Tissaphernes, a Persian general, assassinated in Colossae, Phrygia, in 395 B. C. In 414 Darius Nothus appointed him satrap of Lower Asia, S. of the Adramyttian bay, in place of Pissuthnes, then in revolt. He was ordered by the king to collect from the Hellenic cities within his jurisdiction the tributes in arrears for half a century, and also to slay or imprison Amorges, the son of Pissuthnes, who had rebelled and made an alliance with the Athenians. Tissaphernes obtained the aid of the Spartans through the influence of Alci-biades, who desired to support the Chians in their revolt against the Athenians. Throughout the ensuing contest, comprising the closing scenes of the Peloponnesian war, Tissaphernes acted treacherously to his allies. (See Alct-biades, and Greece, vol. viii., p. 194.) In 407 Cyrus the Younger was appointed viceroy of the maritime region of Asia Minor. Hostility soon sprang up between him and Tissaphernes, who accused him, after the death of Darius, of aspiring to the throne of his brother Artaxerxes II. Tissaphernes, being one of the four generals who commanded the Persian army at Cunaxa, gained possession of the persons of the five generals commanding the Greek mercenaries of Cyrus, and put four of them to death.

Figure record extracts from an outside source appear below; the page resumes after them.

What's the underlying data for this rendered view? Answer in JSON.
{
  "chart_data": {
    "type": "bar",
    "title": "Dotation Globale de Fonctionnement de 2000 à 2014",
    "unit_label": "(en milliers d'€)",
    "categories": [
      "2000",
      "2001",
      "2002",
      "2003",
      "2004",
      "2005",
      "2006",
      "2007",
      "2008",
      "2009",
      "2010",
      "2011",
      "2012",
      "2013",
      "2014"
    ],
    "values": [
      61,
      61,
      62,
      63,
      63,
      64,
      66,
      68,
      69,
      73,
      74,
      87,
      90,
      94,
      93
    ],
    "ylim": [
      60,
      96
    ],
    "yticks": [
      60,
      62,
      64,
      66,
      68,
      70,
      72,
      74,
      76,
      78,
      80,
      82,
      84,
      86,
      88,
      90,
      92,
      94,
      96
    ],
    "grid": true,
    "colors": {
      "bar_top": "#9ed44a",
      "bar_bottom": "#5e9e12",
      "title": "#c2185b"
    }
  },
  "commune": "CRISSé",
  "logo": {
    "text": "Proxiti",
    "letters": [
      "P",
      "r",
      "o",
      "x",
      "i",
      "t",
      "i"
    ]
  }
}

During the famous retreat of the 10,000 under Xenophon he continually harassed them as far as the Carduchian mountains. For his services he was made governor of the provinces formerly ruled by Cyrus, and as such he carried on war with the Spartans. Complaints against him constantly arrived at the Persian court, and Tithraustes was sent to put him to death. Tissaphernes was surprised in the bath and slain, and his head sent to Artaxerxes.